“Another washout overtook Wall Street Thursday, sending major averages down as much as 7 percent as traders bailed out of the credit-battered stock market,” Jeff Cox reports for CNBC.
“The market’s afternoon selloff sent the Dow below 9,000 for the first time in five years, as unshakeable fears from the credit freeze combined with the expiration of short-selling rules to beat down stocks for the seventh straight day,” Cox reports.

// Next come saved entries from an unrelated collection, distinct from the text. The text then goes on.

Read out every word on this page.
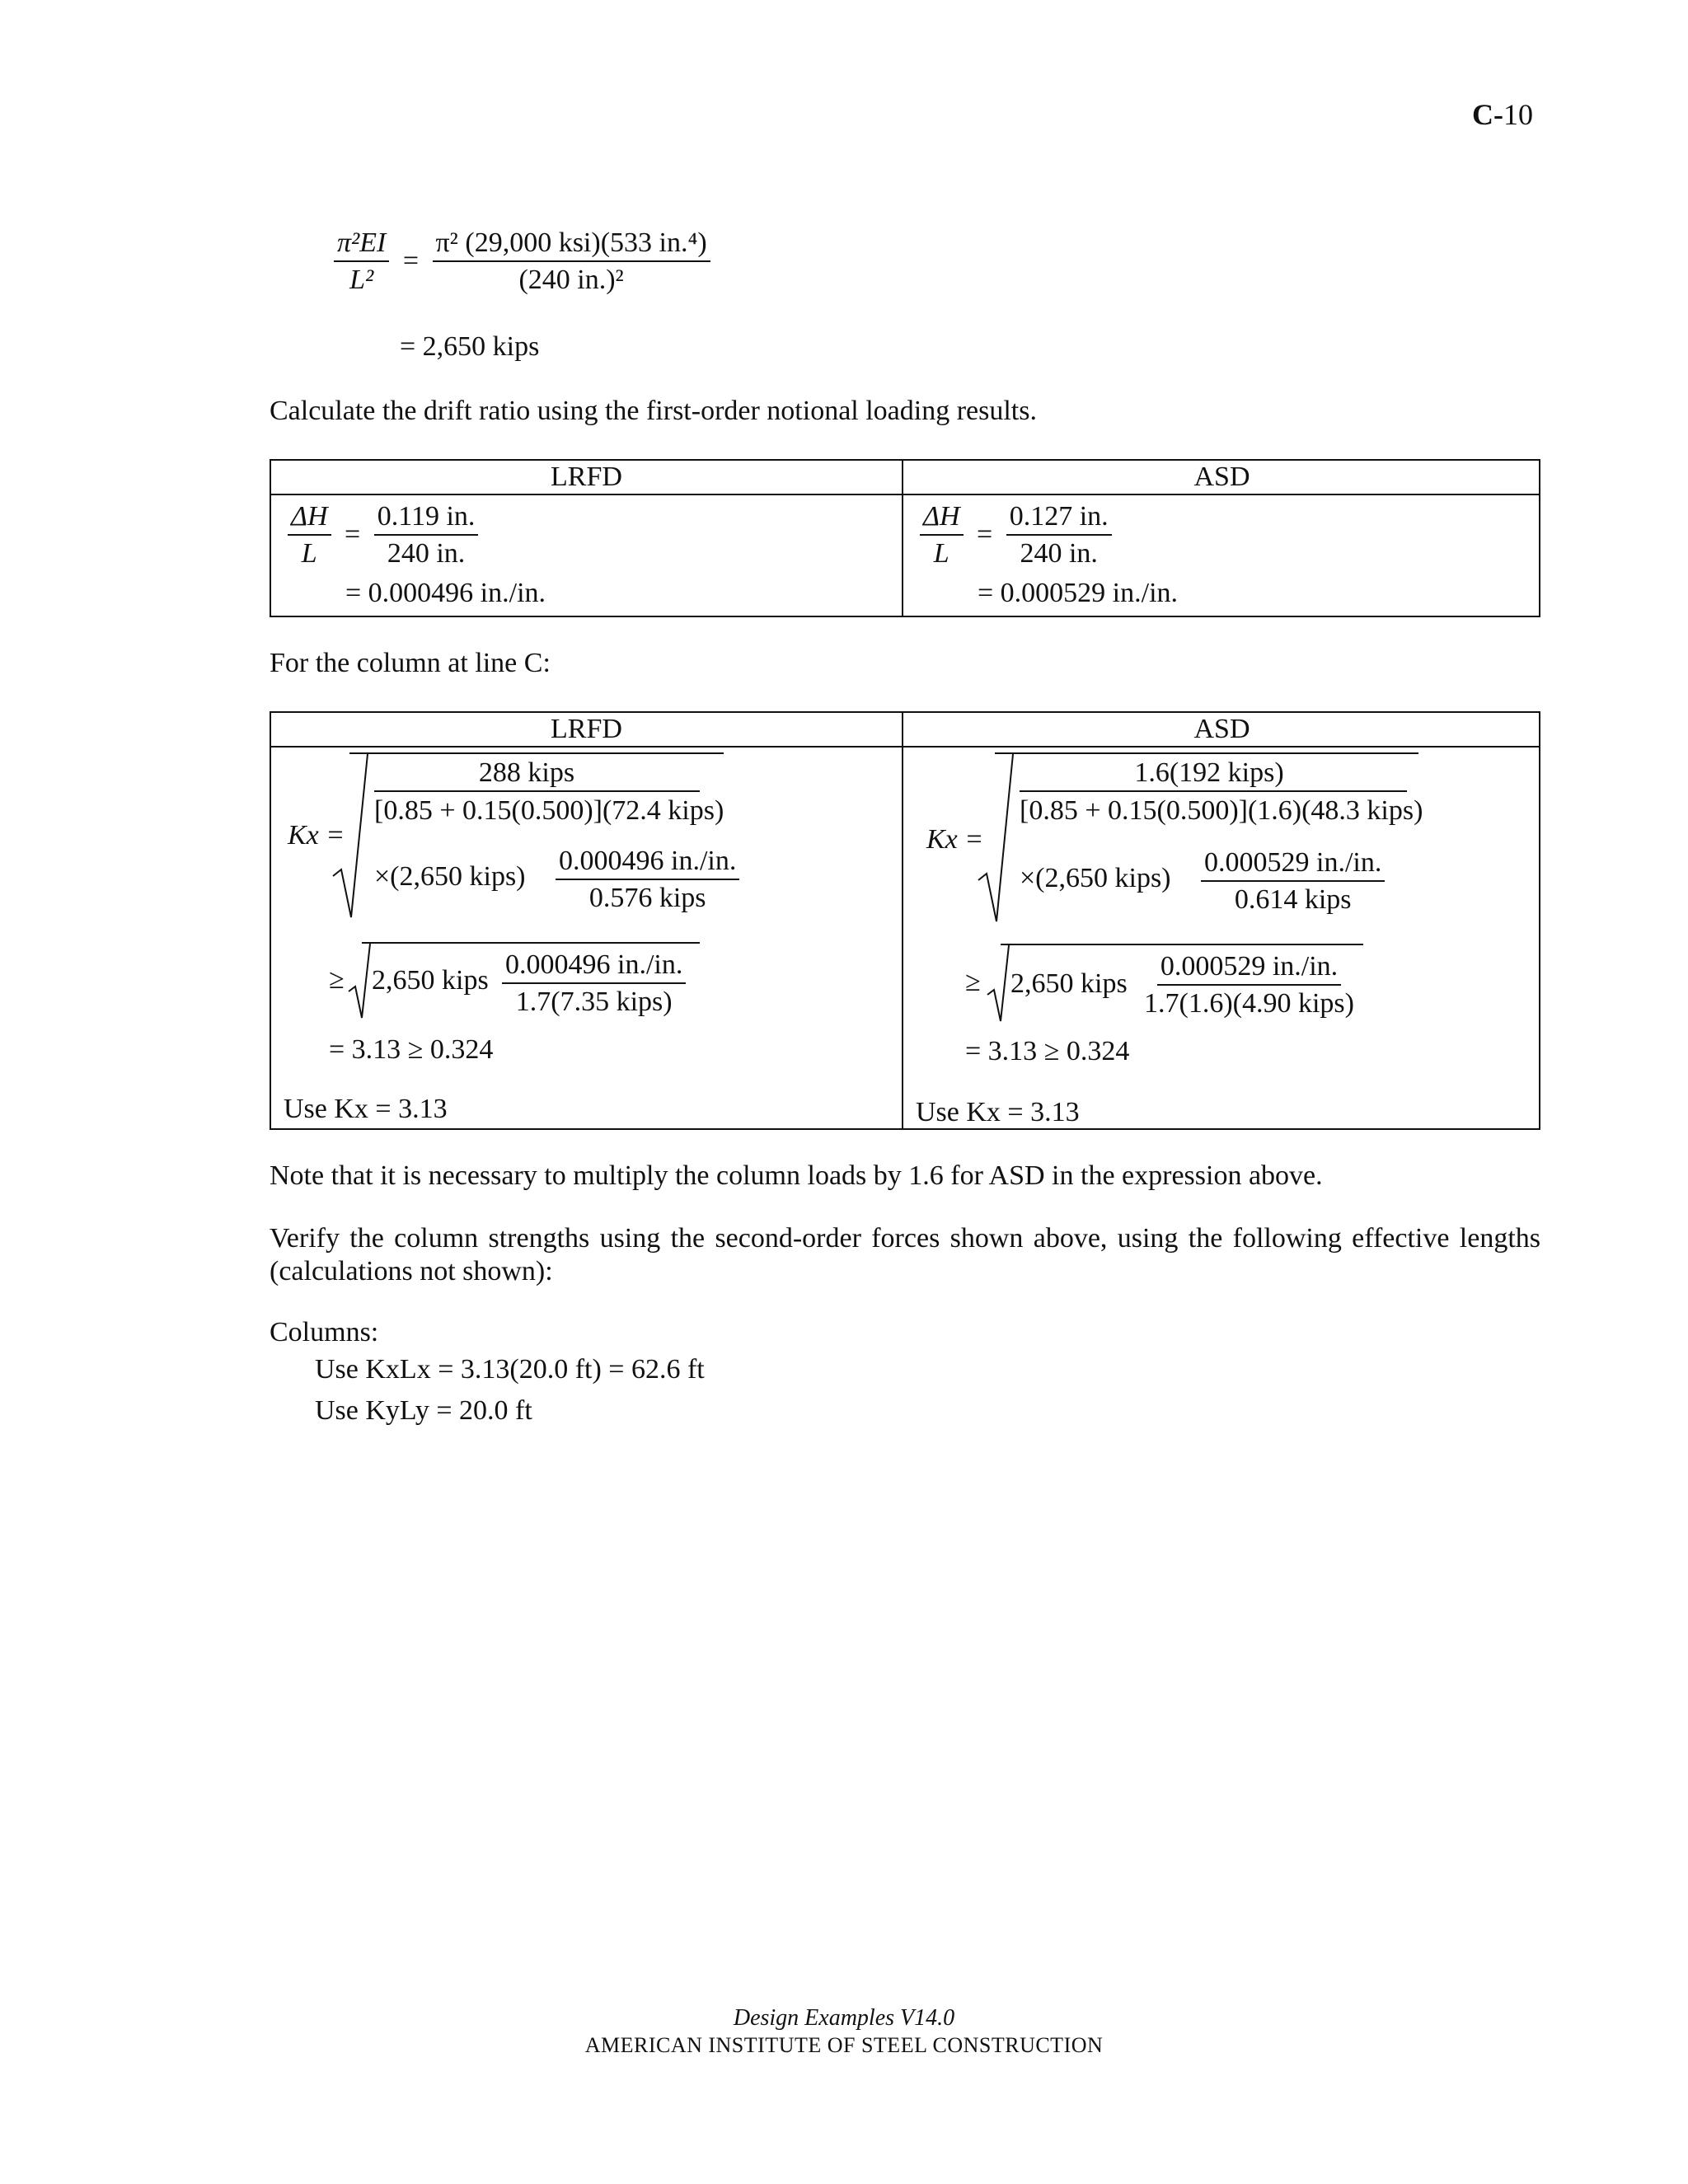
C-10
$\frac{\text{π²EI}}{\text{L²}} = \frac{\text{π² (29,000 ksi)(533 in.⁴)}}{\text{(240 in.)²}}$
= 2,650 kips
Calculate the drift ratio using the first-order notional loading results.
LRFD	ASD
$\frac{\Delta H}{L} = \frac{0.119 in.}{240 in.}$
= 0.000496 in./in.
$\frac{\Delta H}{L} = \frac{0.127 in.}{240 in.}$
= 0.000529 in./in.
For the column at line C:
LRFD	ASD
Kx =
288 kips
[0.85 + 0.15(0.500)](72.4 kips)
×(2,650 kips)
0.000496 in./in.
0.576 kips
≥ 2,650 kips
0.000496 in./in.
1.7(7.35 kips)
= 3.13 ≥ 0.324
Use Kx = 3.13
Kx =
1.6(192 kips)
[0.85 + 0.15(0.500)](1.6)(48.3 kips)
×(2,650 kips)
0.000529 in./in.
0.614 kips
≥ 2,650 kips
0.000529 in./in.
1.7(1.6)(4.90 kips)
= 3.13 ≥ 0.324
Use Kx = 3.13
Note that it is necessary to multiply the column loads by 1.6 for ASD in the expression above.
Verify the column strengths using the second-order forces shown above, using the following effective lengths (calculations not shown):
Columns:
Use KxLx = 3.13(20.0 ft) = 62.6 ft
Use KyLy = 20.0 ft
Design Examples V14.0
AMERICAN INSTITUTE OF STEEL CONSTRUCTION
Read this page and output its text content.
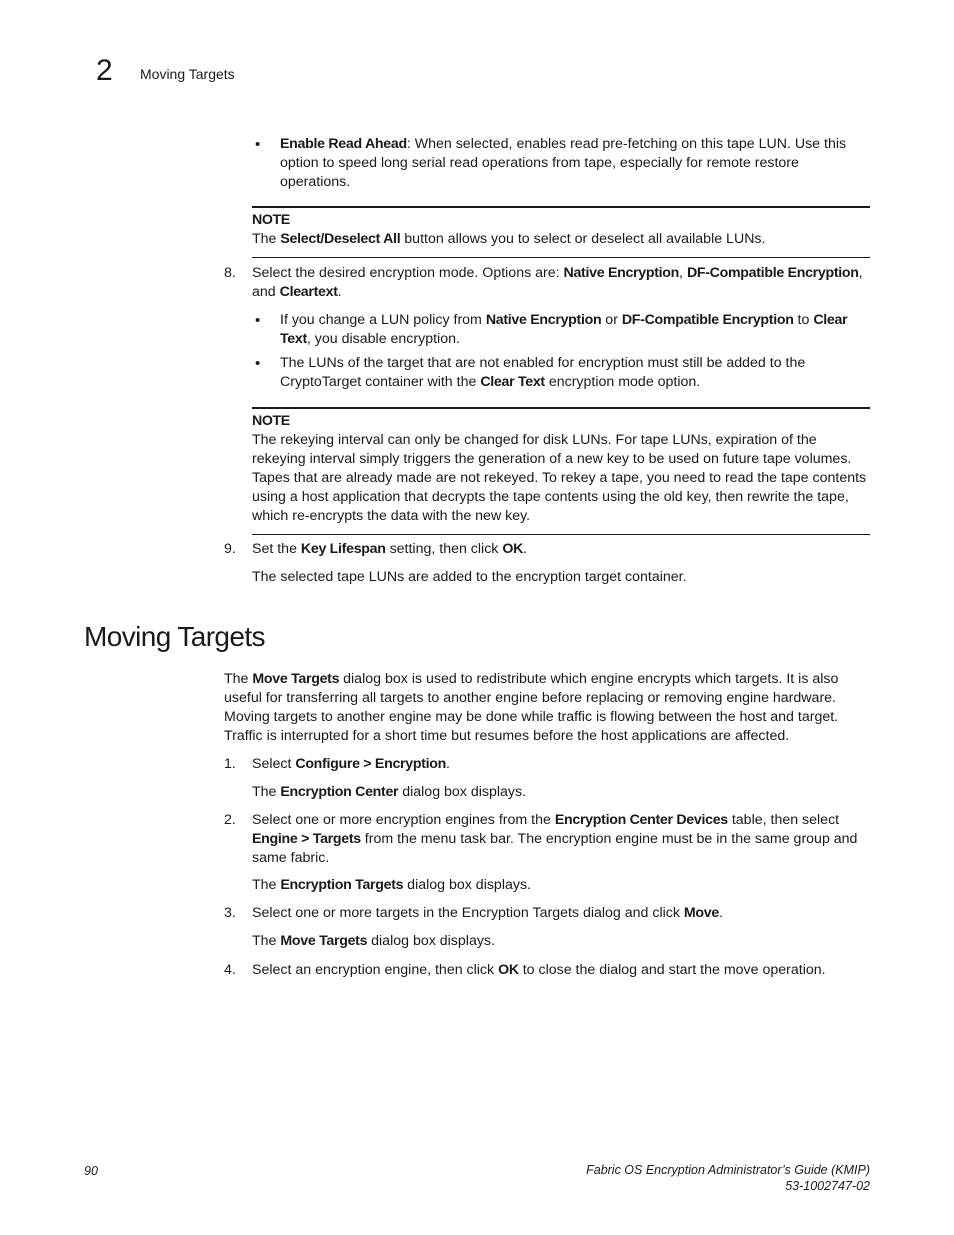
2 Moving Targets

• Enable Read Ahead: When selected, enables read pre-fetching on this tape LUN. Use this option to speed long serial read operations from tape, especially for remote restore operations.

NOTE

The Select/Deselect All button allows you to select or deselect all available LUNs.

8.	Select the desired encryption mode. Options are: Native Encryption, DF-Compatible Encryption, and Cleartext.

• If you change a LUN policy from Native Encryption or DF-Compatible Encryption to Clear Text, you disable encryption.

• The LUNs of the target that are not enabled for encryption must still be added to the CryptoTarget container with the Clear Text encryption mode option.

NOTE

The rekeying interval can only be changed for disk LUNs. For tape LUNs, expiration of the rekeying interval simply triggers the generation of a new key to be used on future tape volumes. Tapes that are already made are not rekeyed. To rekey a tape, you need to read the tape contents using a host application that decrypts the tape contents using the old key, then rewrite the tape, which re-encrypts the data with the new key.

9.	Set the Key Lifespan setting, then click OK.

The selected tape LUNs are added to the encryption target container.
Moving Targets

The Move Targets dialog box is used to redistribute which engine encrypts which targets. It is also useful for transferring all targets to another engine before replacing or removing engine hardware. Moving targets to another engine may be done while traffic is flowing between the host and target. Traffic is interrupted for a short time but resumes before the host applications are affected.

1.	Select Configure > Encryption.

The Encryption Center dialog box displays.

2.	Select one or more encryption engines from the Encryption Center Devices table, then select Engine > Targets from the menu task bar. The encryption engine must be in the same group and same fabric.

The Encryption Targets dialog box displays.

3.	Select one or more targets in the Encryption Targets dialog and click Move.

The Move Targets dialog box displays.

4.	Select an encryption engine, then click OK to close the dialog and start the move operation.

90	Fabric OS Encryption Administrator’s Guide (KMIP)
53-1002747-02
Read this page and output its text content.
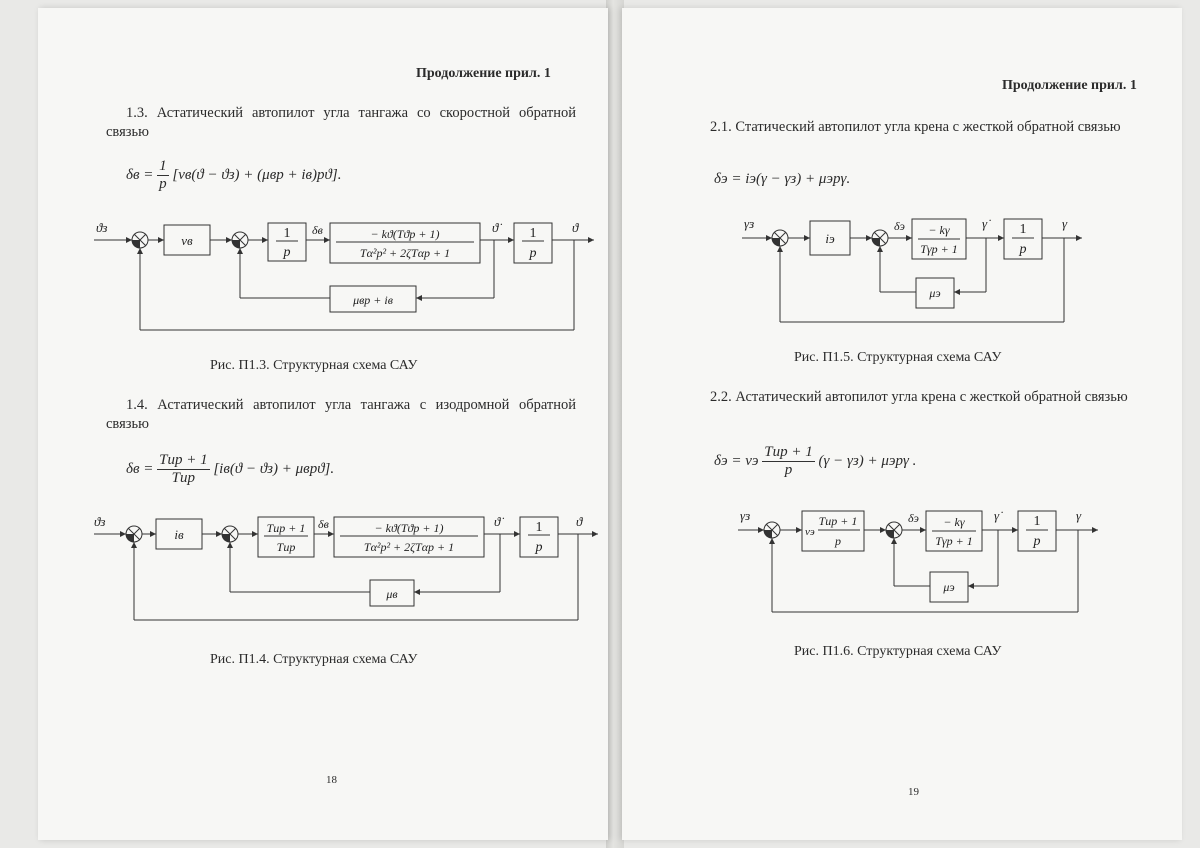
Продолжение прил. 1
1.3. Астатический автопилот угла тангажа со скоростной обратной связью
$\delta в = \frac{1}{p} [\nu в(ϑ - ϑз) + (\mu вp + iв)pϑ]$.
ϑз
νв	1
p
δв	− kϑ(Tϑp + 1)
Tα²p² + 2ζTαp + 1
ϑ̇ 1
p
ϑ
μвp + iв
Рис. П1.3. Структурная схема САУ
1.4. Астатический автопилот угла тангажа с изодромной обратной связью
$\delta в = \frac{\text{Tиp + 1}}{\text{Tиp}} [iв(ϑ - ϑз) + \mu вpϑ]$.
ϑз
iв	Tиp + 1
Tиp
δв	− kϑ(Tϑp + 1)
Tα²p² + 2ζTαp + 1
ϑ̇	1
p
ϑ
μв
Рис. П1.4. Структурная схема САУ
18
Продолжение прил. 1
2.1. Статический автопилот угла крена с жесткой обратной связью
δэ = iэ(γ − γз) + μэpγ.
γз
iэ
δэ − kγ
Tγp + 1
γ̇ 1
p
γ
μэ
Рис. П1.5. Структурная схема САУ
2.2. Астатический автопилот угла крена с жесткой обратной связью
δэ = νэ $\frac{\text{Tиp + 1}}{p} (\gamma - \gamma з) + \mu эp\gamma$ .
γз
νэ
Tиp + 1
p
δэ − kγ
Tγp + 1
γ̇ 1
p
γ
μэ
Рис. П1.6. Структурная схема САУ
19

“Selling grew downright feverish in the final hour as exasperated traders described an air of hopelessness and questions circled over what the market’s capitulation selloff point might be,” Cox reports. “The Dow roared past a 6 percent loss, with the worst damage coming in areas with any connection to the financial sector, though all 30 issues in the bluechip index fell. The index was off 37 percent from its all-time high a year ago today.”
“Technology shares, which had been helping to salvage an otherwise lackluster day in which banks and automakers languished, were the least hard-hit but still heavily damaged,” Cox reports.
“Nasdaq leaders Apple, Research in Motion, and Microsoft helped temper losses as the tech gauge fought for higher ground through most of the day. But even they couldn’t withstand the selling tsunami that enveloped the market,” Cox reports.
“A pair of economic reports had little impact on markets; both weekly jobless claims and natural gas inventories were in line with estimates,” Cox reports.